A certeza de que o shutdown parcial, em vigor desde este domingo, vai continuar até pelo menos ao dia 27 deste mês surge depois de o líder da maioria republicana no Senado, e presidente daquela câmara, Mitch McConnell, ter anunciado a suspensão dos trabalhos até quinta-feira. O shutdown parcial acontece quando os diferentes órgãos de poder político nos EUA (Câmara dos Representantes, Senado e a Casa Branca) demoram a chegar a um acordo quanto ao orçamento para determinadas agências estatais — tanto que algumas delas são obrigadas a suspenderem atividades e a enviar funcionários para casa.

A decisão de adiar os trabalhos foi tomada porque, de acordo com aquele político republicano, não há ainda condições para desfazer o atual impasse para ser aprovado um orçamento que permita a Donald Trump levar avante a construção do muro. E, da forma como falou este sábado no Senado, numa sessão muito pouco frequentada e ainda menos produtiva, é possível que o shutdown continue até aos primeiros dias de 2019.

Mitch McConnell acusou os democratas de estarem sob “imensa pressão” da “extrema-esquerda” e que por isso se recusam a libertar os fundos para construir o muro de Trump

“Quando as negociações produzirem uma solução que é aceitável para todas as partes, o que significa 60 votos no Senado, uma maioria na Câmara dos Representantes e uma assinatura presidencial, nessa altura vamos levá-la a votos no Senado. Os senadores serão notificados para quando houver uma votação e, até lá, as discussões e negociações vão continuar”, disse Mitch McConnell no púlpito dos oradores no Senado, este sábado.

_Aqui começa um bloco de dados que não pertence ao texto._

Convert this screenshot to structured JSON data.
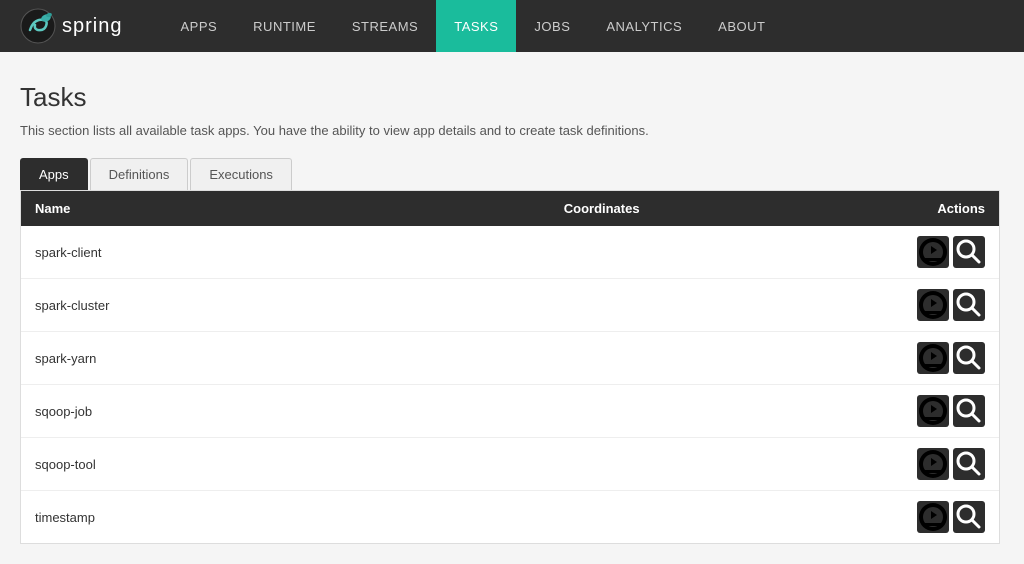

À semelhança daquilo que Donald Trump tem feito, Mitch McConnell deixou críticas aos democratas por não acederem ao pedido de Donald Trump, que quer um financiamento de 5,7 mil milhões de dólares (5 mil milhões de euros) para construir um muro na fronteira com o México. “Eles estão sobre imensa pressão, como todos sabemos, por causa da extrema-esquerda. E por isso sentem-se obrigados a discordar do Presidente”, disse Mitch McConnell.

O líder dos democratas no Senado, Chuck Schumer, discursou momentos antes, atribuindo as culpas do shutdown ao Presidente dos EUA.

“A culpa é de uma pessoa apenas: o Presidente Trump. Chegámos a este momento porque o Presidente tem feito uma birra destrutiva ao longo de duas semanas, exigindo que os contribuintes americanos banquem um muro na fronteira que é caro e nada eficaz, e que o Presidente prometeu que o México é que ia pagar”, disse Chuck Schumer este sábado no Senado.

shutdown parcial do governo iniciado este domingo é o segundo deste ano — o primeiro aconteceu em janeiro, também com o tema da imigração a dividir bancadas parlamentares — e cabe ao Senado desbloqueá-lo.

Depois das eleições intercalares de novembro deste ano, o republicanos mantiveram a maioria naquela câmara, com 53 senadores do seu lado. Os democratas têm 45 e sobram ainda dois independentes — Bernie Sanders, do Vermont, que tendencialmente vota com os democratas; Angus King, Maine, que costuma estar do lado dos republicanos.

Ao contrário do que se costuma passar com a maioria das votações, que necessitam apenas uma maioria de 51 votos favoráveis, esta que diz respeito à canalização de 5 mil milhões de euros para a construção do muro com o México precisa de 60 — equivalente a três quintos da câmara.

Este é o último esforço de Donald Trump para levar avante uma das suas maiores e mais importantes promessas eleitorais — e tudo indica que, pelo menos nos próximos tempos, não passará disso. Tudo isto porque a 3 de janeiro tomam posse os novos congressistas — e, a partir dessa data, a Câmara dos Representantes vai voltar a ter uma maioria de democratas. Como é precisamente dali que partem todas as propostas orçamentais — que depois precisam de ser aprovadas pelo Senado —, é pouco provável que venha a partir de lá nos próximos tempos um esforço para fazer cumprir uma medida de Donald Trump. Por isso, ao Presidente dos EUA e à sua promessa, pode já só restar uma corrida contra o tempo.